Years ago when Clark had his first home, he tells the story of how the mortgage was sold off by the lender and the result was a dispute about the balance. 

The consumer champ contended he owed around $3,000 less than the new servicer of his mortgage claimed!

"I had to prove my point by finding all my canceled checks," Clark says. "I also had to buy a book with an amortization table that allowed me to crunch the numbers myself. Obviously, this was in the pre-Internet days."

Now that we're in the era of computers, we assume the balances that lenders are tracking will be accurate. But they're not necessarily. If your mortgage changed hands recently, this is not a time to blindly trust your lender when they report a mortgage balance.

Errors can easily be made when loans are sold, or banks are absorbed by other banks and there's a migration of records. The balance can be all fouled up—and almost always the error is not in your favor.

What can you do to protect yourself?

Thankfully, it's very simple to ensure you're tracked correctly. Print out an amortization schedule for free at  or

It is imperative that you keep proof of all mortgage payments throughout the entire life of your loan. That avoids the danger of your payments being misapplied to another loan.

"Banking—much like life—gets messy and is not always completely accurate," Clark says. "In this case, it's not that the banks are trying to cheat you; it's just that their record-keeping is incompetent."

Want to really slash years off your mortgage? Try this!

Have you received an offer in your mailbox promising that you could save $10,000, $20,000 or even $30,000 on your mortgage by getting set up on a bi-weekly payment plan? It sounds appealing, but there's a much smarter way to approach bi-weekly payments.

Banks team up with appointed marketing companies to send out these solicitations and to collect bi-weekly mortgage payments. Very often there's a charge of $200-$400 to set you up on a bi-weekly payment plan. The marketing company may also charge a few dollars each time you make a bi-weekly payment, which is half of your monthly payment every two weeks. (The bank gets a split of all profits.)

Now, on the upside, the math behind this idea works. Pre-paying a mortgage early in a 30- or 15-year cycle pays off handsomely down the road. By paying bi-weekly, you'll make the equivalent of 26 half-payments in a year.

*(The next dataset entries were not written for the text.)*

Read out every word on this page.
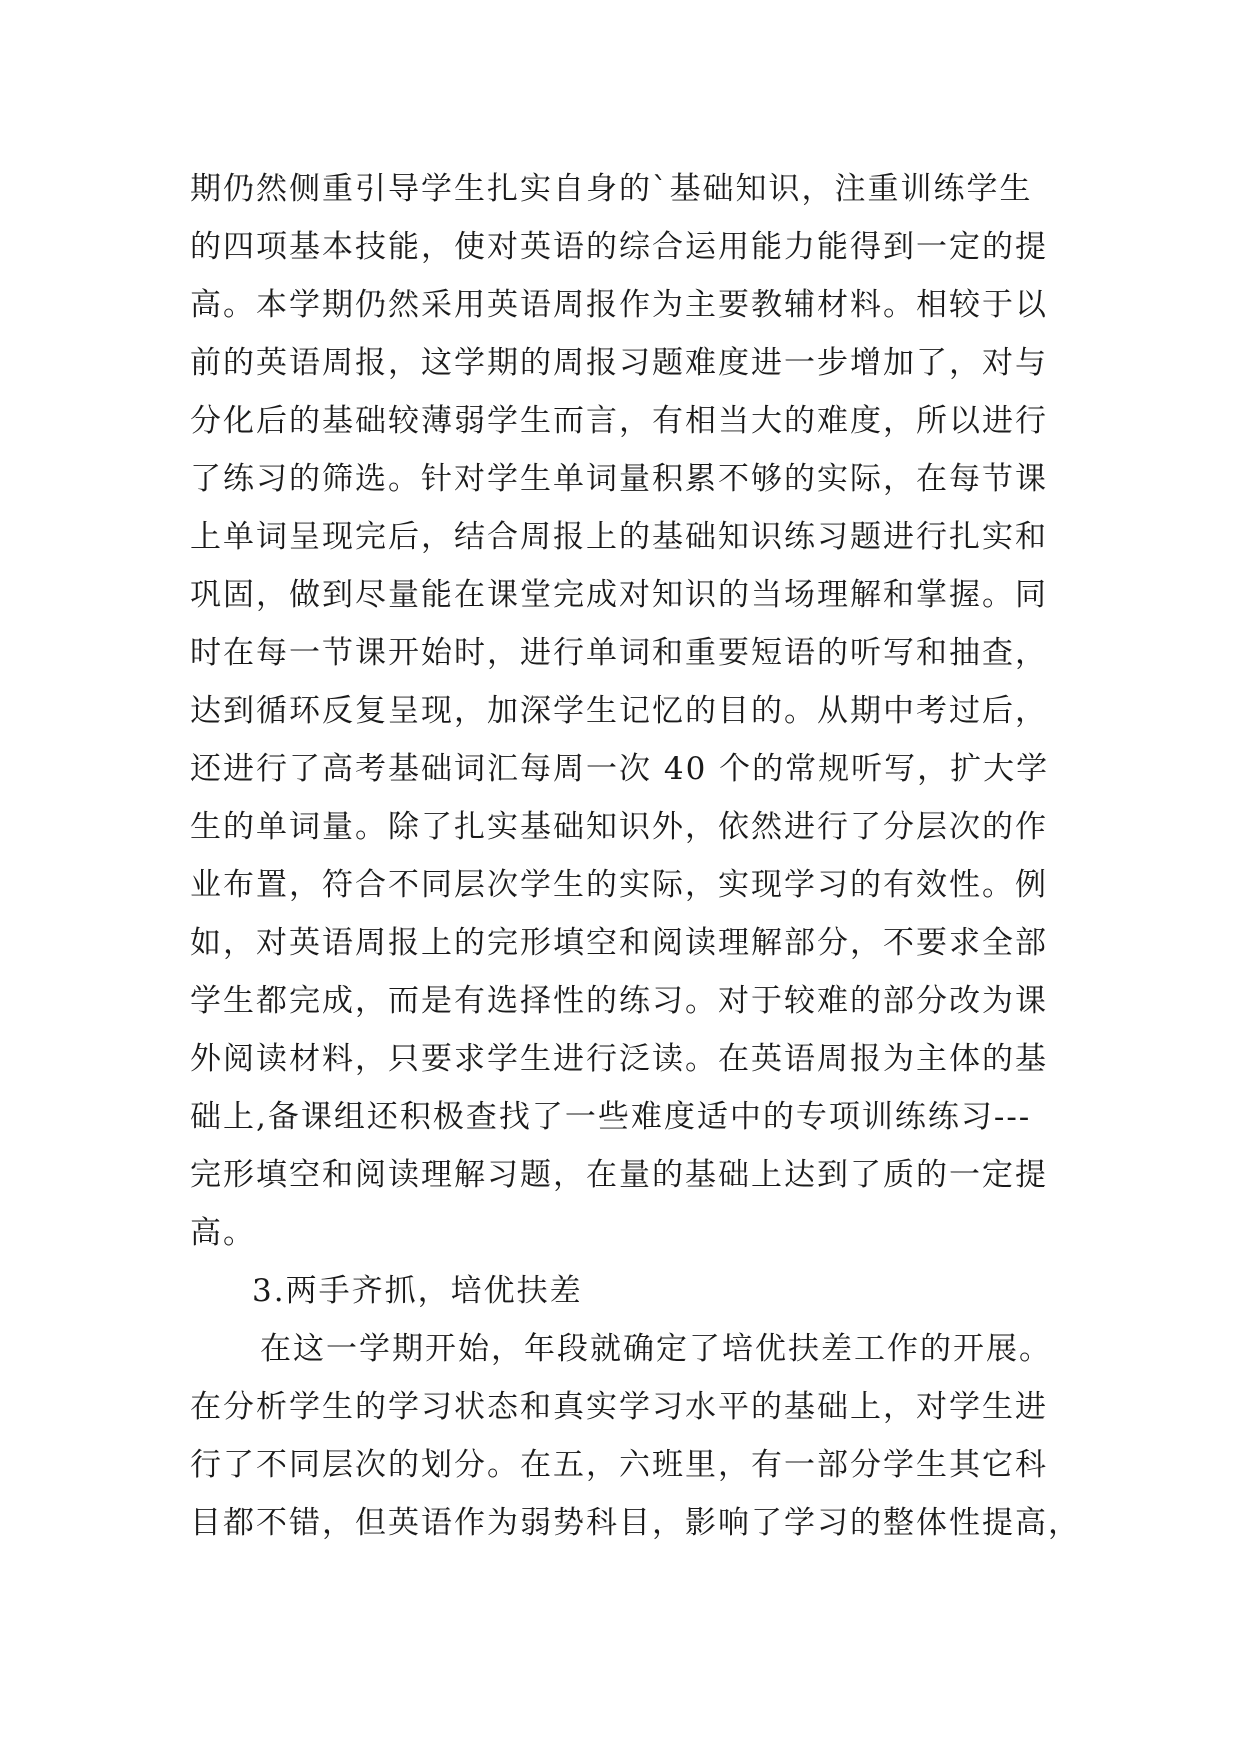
期仍然侧重引导学生扎实自身的`基础知识，注重训练学生

的四项基本技能，使对英语的综合运用能力能得到一定的提

高。本学期仍然采用英语周报作为主要教辅材料。相较于以

前的英语周报，这学期的周报习题难度进一步增加了，对与

分化后的基础较薄弱学生而言，有相当大的难度，所以进行

了练习的筛选。针对学生单词量积累不够的实际，在每节课

上单词呈现完后，结合周报上的基础知识练习题进行扎实和

巩固，做到尽量能在课堂完成对知识的当场理解和掌握。同

时在每一节课开始时，进行单词和重要短语的听写和抽查，

达到循环反复呈现，加深学生记忆的目的。从期中考过后，

还进行了高考基础词汇每周一次 40 个的常规听写，扩大学

生的单词量。除了扎实基础知识外，依然进行了分层次的作

业布置，符合不同层次学生的实际，实现学习的有效性。例

如，对英语周报上的完形填空和阅读理解部分，不要求全部

学生都完成，而是有选择性的练习。对于较难的部分改为课

外阅读材料，只要求学生进行泛读。在英语周报为主体的基

础上,备课组还积极查找了一些难度适中的专项训练练习---

完形填空和阅读理解习题，在量的基础上达到了质的一定提

高。

3.两手齐抓，培优扶差

在这一学期开始，年段就确定了培优扶差工作的开展。

在分析学生的学习状态和真实学习水平的基础上，对学生进

行了不同层次的划分。在五，六班里，有一部分学生其它科

目都不错，但英语作为弱势科目，影响了学习的整体性提高，
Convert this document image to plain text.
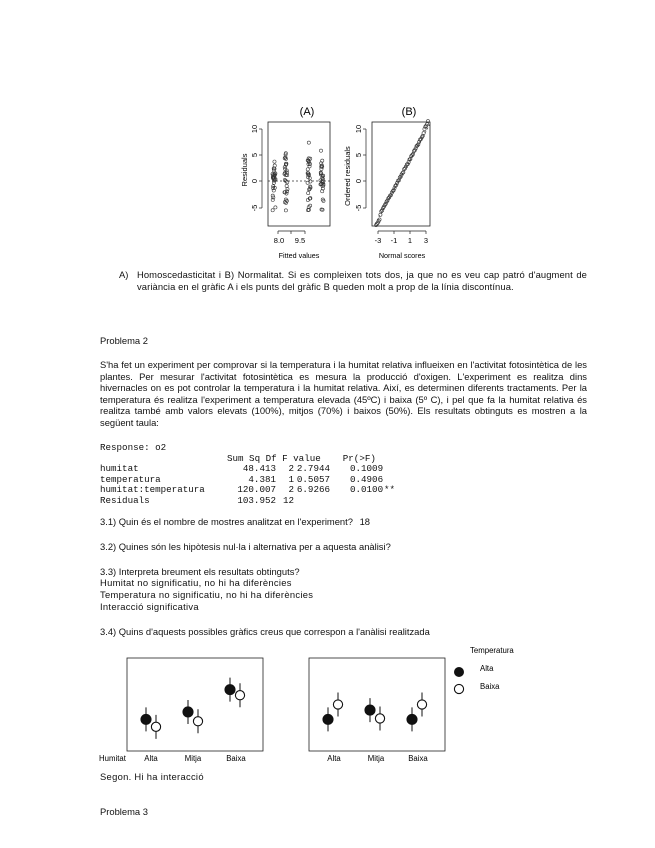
(A)
-5
0
5
10
Residuals
8.0 9.5
Fitted values
(B)
-5
0
5
10
Ordered residuals
-3 -1 1 3
Normal scores
A) Homoscedasticitat i B) Normalitat. Si es compleixen tots dos, ja que no es veu cap patró d'augment de variància en el gràfic A i els punts del gràfic B queden molt a prop de la línia discontínua.
Problema 2
S'ha fet un experiment per comprovar si la temperatura i la humitat relativa influeixen en l'activitat fotosintètica de les plantes. Per mesurar l'activitat fotosintètica es mesura la producció d'oxigen. L'experiment es realitza dins hivernacles on es pot controlar la temperatura i la humitat relativa. Així, es determinen diferents tractaments. Per la temperatura és realitza l'experiment a temperatura elevada (45ºC) i baixa (5º C), i pel que fa la humitat relativa és realitza també amb valors elevats (100%), mitjos (70%) i baixos (50%). Els resultats obtinguts es mostren a la següent taula:
Response: o2
Sum Sq Df F value    Pr(>F)
humitat	48.413 2 2.7944 0.1009
temperatura	4.381 1 0.5057 0.4906
humitat:temperatura	120.007 2 6.9266 0.0100 **
Residuals	103.952 12
3.1) Quin és el nombre de mostres analitzat en l'experiment? 18
3.2) Quines són les hipòtesis nul·la i alternativa per a aquesta anàlisi?
3.3) Interpreta breument els resultats obtinguts?
Humitat no significatiu, no hi ha diferències
Temperatura no significatiu, no hi ha diferències
Interacció significativa
3.4) Quins d'aquests possibles gràfics creus que correspon a l'anàlisi realitzada
Humitat Alta	Mitja	Baixa	Alta	Mitja	Baixa
Temperatura
Alta
Baixa
Segon. Hi ha interacció
Problema 3
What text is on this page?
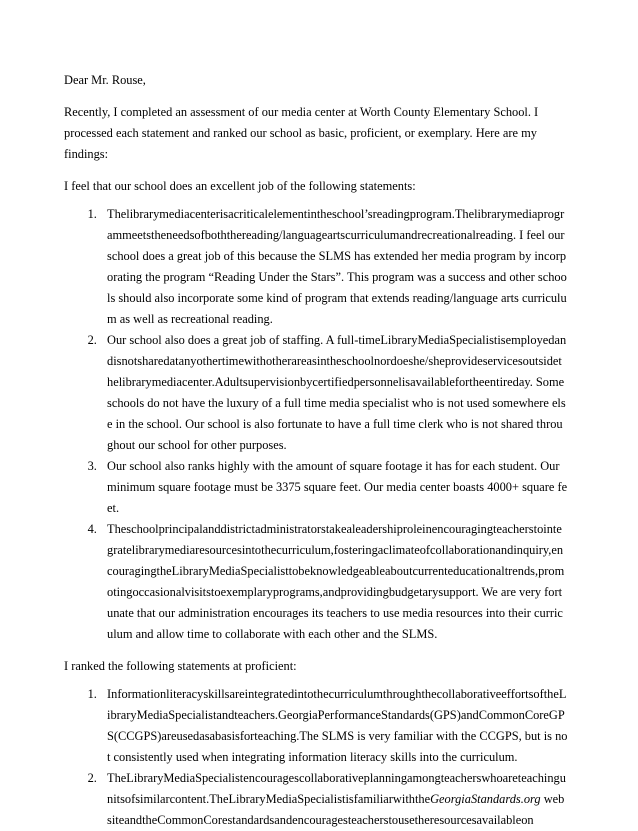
Dear Mr. Rouse,

Recently, I completed an assessment of our media center at Worth County Elementary School. I processed each statement and ranked our school as basic, proficient, or exemplary. Here are my findings:

I feel that our school does an excellent job of the following statements:

1. Thelibrarymediacenterisacriticalelementintheschool’sreadingprogram.Thelibrarymediaprogrammeetstheneedsofboththereading/languageartscurriculumandrecreationalreading. I feel our school does a great job of this because the SLMS has extended her media program by incorporating the program “Reading Under the Stars”. This program was a success and other schools should also incorporate some kind of program that extends reading/language arts curriculum as well as recreational reading.
2. Our school also does a great job of staffing. A full-timeLibraryMediaSpecialistisemployedandisnotsharedatanyothertimewithotherareasintheschoolnordoeshe/sheprovideservicesoutsidethelibrarymediacenter.Adultsupervisionbycertifiedpersonnelisavailablefortheentireday. Some schools do not have the luxury of a full time media specialist who is not used somewhere else in the school. Our school is also fortunate to have a full time clerk who is not shared throughout our school for other purposes.
3. Our school also ranks highly with the amount of square footage it has for each student. Our minimum square footage must be 3375 square feet. Our media center boasts 4000+ square feet.
4. Theschoolprincipalanddistrictadministratorstakealeadershiproleinencouragingteacherstointegratelibrarymediaresourcesintothecurriculum,fosteringaclimateofcollaborationandinquiry,encouragingtheLibraryMediaSpecialisttobeknowledgeableaboutcurrenteducationaltrends,promotingoccasionalvisitstoexemplaryprograms,andprovidingbudgetarysupport. We are very fortunate that our administration encourages its teachers to use media resources into their curriculum and allow time to collaborate with each other and the SLMS.

I ranked the following statements at proficient:

1. InformationliteracyskillsareintegratedintothecurriculumthroughthecollaborativeeffortsoftheLibraryMediaSpecialistandteachers.GeorgiaPerformanceStandards(GPS)andCommonCoreGPS(CCGPS)areusedasabasisforteaching.The SLMS is very familiar with the CCGPS, but is not consistently used when integrating information literacy skills into the curriculum.
2. TheLibraryMediaSpecialistencouragescollaborativeplanningamongteacherswhoareteachingunitsofsimilarcontent.TheLibraryMediaSpecialistisfamiliarwiththeGeorgiaStandards.org websiteandtheCommonCorestandardsandencouragesteacherstousetheresourcesavailableon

At the end of year, the marketing company (on behalf of your bank) makes 1 additional payment toward your mortgage. So the end result is that you pay 13 months in a 12-month period.

But there are several problems here. What if the marketing company messes up the payment, then who is delinquent? (You are.) And because the marketing company only pays out once on your behalf each year, they and the bank held some of your money all year long and get rich off the interest, instead of paying down your mortgage steadily every two weeks.

So what should you do instead of letting someone else set you up on a bi-weekly payment plan? Keep making monthly mortgage payments and add one-twelfth extra in the additional principal box on your monthly coupon. For example, if your monthly payment is $1,200, pay $1,300 instead.

That way you'll do for free what your bank wants to charge you for—and you'll bring your principal down much quicker.